Rage against the dying of the light
I wasn't concentrating when I read this, so I was forced to pass over this line a few times before its meaning smacked me across the face. These are incredibly sharp words whose meaning cuts through all the bullshit of the Bush administration lies, and how the press has failed to treat them as lies:
Unreality is a hallmark of media coverage for war.
The line was written by Norman Solomon in an article for Common Dreams:
Unreality is a hallmark of media coverage for war. Yet -- most of all -- war is about death and suffering. War makers thrive on abstractions. Their media successes depend on evasion. ...
Cindy Sheehan has disrupted the media-scripted shadow play of falsity.

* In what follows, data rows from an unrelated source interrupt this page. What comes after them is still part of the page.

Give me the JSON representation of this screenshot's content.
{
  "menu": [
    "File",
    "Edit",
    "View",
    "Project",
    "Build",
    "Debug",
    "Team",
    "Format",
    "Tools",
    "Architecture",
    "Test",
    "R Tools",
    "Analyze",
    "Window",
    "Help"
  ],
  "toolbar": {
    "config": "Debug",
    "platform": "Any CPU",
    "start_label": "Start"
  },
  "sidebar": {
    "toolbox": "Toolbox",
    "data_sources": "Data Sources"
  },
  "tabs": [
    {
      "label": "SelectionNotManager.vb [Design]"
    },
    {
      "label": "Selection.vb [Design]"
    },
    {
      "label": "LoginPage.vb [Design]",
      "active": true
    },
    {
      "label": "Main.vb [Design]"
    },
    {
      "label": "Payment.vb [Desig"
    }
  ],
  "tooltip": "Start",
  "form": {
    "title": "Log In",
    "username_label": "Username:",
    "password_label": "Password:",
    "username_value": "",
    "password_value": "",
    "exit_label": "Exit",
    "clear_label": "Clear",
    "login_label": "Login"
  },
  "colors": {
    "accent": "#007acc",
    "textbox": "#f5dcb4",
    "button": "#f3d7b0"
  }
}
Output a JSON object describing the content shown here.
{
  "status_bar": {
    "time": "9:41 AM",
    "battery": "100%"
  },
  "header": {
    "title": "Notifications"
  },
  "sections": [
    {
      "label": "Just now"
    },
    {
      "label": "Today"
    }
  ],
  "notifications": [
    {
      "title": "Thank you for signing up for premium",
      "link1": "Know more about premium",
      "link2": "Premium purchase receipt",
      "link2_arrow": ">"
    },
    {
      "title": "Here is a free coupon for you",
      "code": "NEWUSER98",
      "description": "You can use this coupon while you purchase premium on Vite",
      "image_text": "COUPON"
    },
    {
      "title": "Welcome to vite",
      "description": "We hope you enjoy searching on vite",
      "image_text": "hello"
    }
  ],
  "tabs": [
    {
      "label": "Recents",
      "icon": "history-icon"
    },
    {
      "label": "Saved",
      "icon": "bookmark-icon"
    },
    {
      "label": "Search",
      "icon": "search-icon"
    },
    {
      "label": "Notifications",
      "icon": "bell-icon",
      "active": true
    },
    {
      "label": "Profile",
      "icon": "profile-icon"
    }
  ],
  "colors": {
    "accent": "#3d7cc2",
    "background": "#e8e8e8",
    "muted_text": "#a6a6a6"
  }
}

And then came this powerful testimony by Gold Star Families for Peace co-founder Celeste Zapata, whose son Sherwood Bakers was killed in Baghdad 16 months ago:
"George Bush talks about caring about the troops who get killed in Iraq. Sherwood was killed protecting the people looking for weapons of mass destruction on April 26, 2004. This was one month after Bush was joking [at the Radio and Television Correspondents Dinner, on March 24] about looking for weapons of mass destruction. And then my Sherwood is dead trying to protect people looking for them because Bush said it was so important to the safety of our country."
Finally, another line that knocked me out of my stupor:
When a mass killer is at the helm of the ship of state, taking a bow now and again while "Hail to the Chief" booms from big brass bands, a significant portion of the country's population feels revulsion. And often a sense of powerlessness -- a triumph for media manipulation. Passivity is the health of the manipulative media state.